Background: Missing covariate data is a pernicious problem in epidemiologic research, particularly in studies that rely on routinely collected healthcare data like electronic health records. Single arm trials with external comparators commonly leverage such routinely collected data to create external control arms (ECAs), meaning they frequently face situations where there is missing data in the ECA but no missing data in the trial arm. Past research on the validity of complete case analysis (CCA) for missing covariate data has focused on estimating the average treatment effect (ATE) in the whole population. When conducting a study with an ECA, however, researchers are often focused on estimating the average treatment effect in the trial participants (ATTrial). When CCA is valid for the ATTrial is unknown.
Objectives: Evaluate the validity of CCA in a simulation where only ECA participants are missing covariate data.

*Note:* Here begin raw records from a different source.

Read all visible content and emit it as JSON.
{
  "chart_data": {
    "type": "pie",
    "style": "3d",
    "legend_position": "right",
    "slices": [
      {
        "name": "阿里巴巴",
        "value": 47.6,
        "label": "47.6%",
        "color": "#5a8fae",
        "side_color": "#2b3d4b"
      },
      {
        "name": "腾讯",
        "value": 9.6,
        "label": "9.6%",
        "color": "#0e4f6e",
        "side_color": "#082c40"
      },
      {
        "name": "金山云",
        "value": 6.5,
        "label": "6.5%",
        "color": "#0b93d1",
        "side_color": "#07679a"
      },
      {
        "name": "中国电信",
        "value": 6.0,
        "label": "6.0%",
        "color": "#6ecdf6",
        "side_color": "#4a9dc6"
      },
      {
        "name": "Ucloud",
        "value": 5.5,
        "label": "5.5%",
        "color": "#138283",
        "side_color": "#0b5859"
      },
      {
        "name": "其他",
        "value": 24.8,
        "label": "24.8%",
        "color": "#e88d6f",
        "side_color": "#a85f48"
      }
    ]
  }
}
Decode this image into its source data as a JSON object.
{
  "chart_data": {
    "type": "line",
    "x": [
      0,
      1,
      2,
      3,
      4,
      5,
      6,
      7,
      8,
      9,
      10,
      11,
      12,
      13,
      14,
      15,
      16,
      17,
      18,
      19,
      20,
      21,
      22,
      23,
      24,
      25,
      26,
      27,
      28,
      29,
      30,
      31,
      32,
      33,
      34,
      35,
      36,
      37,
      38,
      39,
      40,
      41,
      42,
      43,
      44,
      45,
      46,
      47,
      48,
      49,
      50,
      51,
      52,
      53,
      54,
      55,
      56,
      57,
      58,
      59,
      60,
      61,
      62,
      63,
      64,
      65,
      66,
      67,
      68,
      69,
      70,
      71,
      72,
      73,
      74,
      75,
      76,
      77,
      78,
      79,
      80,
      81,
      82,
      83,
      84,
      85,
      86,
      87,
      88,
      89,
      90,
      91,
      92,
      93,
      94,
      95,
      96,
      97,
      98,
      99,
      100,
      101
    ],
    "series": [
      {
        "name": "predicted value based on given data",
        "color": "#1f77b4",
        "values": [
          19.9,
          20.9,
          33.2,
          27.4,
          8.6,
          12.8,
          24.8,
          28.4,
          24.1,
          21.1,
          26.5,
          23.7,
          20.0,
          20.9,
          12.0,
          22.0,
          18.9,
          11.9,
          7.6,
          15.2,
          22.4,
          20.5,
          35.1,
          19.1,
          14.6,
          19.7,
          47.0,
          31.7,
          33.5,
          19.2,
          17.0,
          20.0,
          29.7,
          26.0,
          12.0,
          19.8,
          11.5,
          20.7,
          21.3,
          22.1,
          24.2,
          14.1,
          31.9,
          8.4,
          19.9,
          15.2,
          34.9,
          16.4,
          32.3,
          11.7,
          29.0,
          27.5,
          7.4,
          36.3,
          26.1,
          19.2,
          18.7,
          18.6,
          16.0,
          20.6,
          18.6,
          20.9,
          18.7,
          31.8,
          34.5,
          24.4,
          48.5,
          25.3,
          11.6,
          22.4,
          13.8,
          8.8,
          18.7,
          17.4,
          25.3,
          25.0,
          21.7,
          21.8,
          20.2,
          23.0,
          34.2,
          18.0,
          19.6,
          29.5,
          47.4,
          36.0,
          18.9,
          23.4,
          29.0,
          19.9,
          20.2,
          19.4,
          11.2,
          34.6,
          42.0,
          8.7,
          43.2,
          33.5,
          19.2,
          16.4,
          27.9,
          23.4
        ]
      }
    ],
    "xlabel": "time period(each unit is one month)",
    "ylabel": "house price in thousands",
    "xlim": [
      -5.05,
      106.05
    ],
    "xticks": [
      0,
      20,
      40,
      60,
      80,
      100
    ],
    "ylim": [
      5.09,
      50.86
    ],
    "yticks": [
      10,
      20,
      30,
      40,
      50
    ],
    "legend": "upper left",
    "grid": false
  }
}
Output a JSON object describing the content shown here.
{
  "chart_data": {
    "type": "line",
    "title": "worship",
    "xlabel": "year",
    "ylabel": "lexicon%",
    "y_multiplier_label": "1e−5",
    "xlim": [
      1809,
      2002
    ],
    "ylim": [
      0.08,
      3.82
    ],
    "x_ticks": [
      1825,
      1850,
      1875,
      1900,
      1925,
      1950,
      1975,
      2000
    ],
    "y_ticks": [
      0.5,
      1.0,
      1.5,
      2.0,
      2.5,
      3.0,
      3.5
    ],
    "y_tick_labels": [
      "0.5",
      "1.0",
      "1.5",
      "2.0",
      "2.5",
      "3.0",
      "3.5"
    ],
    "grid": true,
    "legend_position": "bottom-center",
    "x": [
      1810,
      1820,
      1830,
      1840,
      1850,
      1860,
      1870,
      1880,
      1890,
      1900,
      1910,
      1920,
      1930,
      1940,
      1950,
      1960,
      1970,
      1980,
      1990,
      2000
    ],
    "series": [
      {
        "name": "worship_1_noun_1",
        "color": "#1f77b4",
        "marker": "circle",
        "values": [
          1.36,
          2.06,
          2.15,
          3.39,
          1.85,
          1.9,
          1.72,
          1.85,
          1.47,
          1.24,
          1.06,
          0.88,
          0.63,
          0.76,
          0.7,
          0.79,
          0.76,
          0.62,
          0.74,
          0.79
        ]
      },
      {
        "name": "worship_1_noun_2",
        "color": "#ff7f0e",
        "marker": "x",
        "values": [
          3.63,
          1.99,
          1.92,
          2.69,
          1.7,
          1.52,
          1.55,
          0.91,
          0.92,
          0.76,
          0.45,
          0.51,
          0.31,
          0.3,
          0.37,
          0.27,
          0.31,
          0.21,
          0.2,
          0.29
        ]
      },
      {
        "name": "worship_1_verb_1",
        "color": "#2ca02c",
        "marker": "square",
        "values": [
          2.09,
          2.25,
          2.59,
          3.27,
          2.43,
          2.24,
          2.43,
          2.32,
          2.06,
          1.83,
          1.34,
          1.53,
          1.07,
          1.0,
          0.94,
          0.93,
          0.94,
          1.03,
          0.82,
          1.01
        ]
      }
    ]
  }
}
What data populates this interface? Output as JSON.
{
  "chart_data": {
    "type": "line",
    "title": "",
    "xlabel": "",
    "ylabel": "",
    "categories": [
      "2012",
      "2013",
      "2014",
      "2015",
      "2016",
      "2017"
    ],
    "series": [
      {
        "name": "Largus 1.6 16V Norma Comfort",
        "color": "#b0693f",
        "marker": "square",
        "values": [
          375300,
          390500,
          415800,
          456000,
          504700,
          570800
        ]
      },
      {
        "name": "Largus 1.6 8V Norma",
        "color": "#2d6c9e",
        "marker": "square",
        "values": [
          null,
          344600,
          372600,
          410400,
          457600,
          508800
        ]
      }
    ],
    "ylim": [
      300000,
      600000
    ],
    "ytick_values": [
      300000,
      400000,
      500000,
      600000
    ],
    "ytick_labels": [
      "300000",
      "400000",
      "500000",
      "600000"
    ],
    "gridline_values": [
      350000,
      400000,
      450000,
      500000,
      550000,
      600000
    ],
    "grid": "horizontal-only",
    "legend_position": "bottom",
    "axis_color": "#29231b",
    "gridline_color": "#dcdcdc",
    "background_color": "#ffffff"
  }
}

Methods: We simulated 500 replicates of a 20,000-person study of the effect of a binary treatment X on a binary outcome Y and 3 confounders C1-C3 that were also modifiers of the risk difference (RD). We induced missingness in C1 only among those with X=0 (i.e., in the ECA) under 4 scenarios A) completely randomly (MCAR); B) randomly based on C2 and C3 (MAR); C) randomly based on C1 (MNAR); or D) randomly based on Y (MAR). We estimated the ATE (i.e., the effect in the combined population of trial participants and ECA patients) using inverse probability of treatment weights and the ATTrial (i.e., the effect within the trial participants alone) using odds weights under each scenario. We compared the average of the resulting estimates with the true ATE and ATTrial estimates without any missing data on C1.
Results: The true ATE RD was 0.170 and the true ATTrial RD was 0.206. For the ATE, CCA was always biased (Scenario A RD: 0.175, B: 0.164; C: 0.163; D: 0.256). In contrast, for the ATTrial, CCA was unbiased except when Y was associated with missingness (Scenario D RD: 0.218). Even though complete cases of the ECA were not a random sample of the ECA in Scenario B and C with respect to C1, the odds weights successfully standardized their distribution of C1 to that of the trial participants.
Conclusions: Complete case analysis can be a valid approach to missing covariate data in ECA when estimating the ATTrial, even when the probability of missing covariate data depends on other covariates or directly on the value of the covariate itself. Researchers should be wary of casually extending conclusions about missing data or other types of information bias that were developed in the context of the ATE to the ATTrial.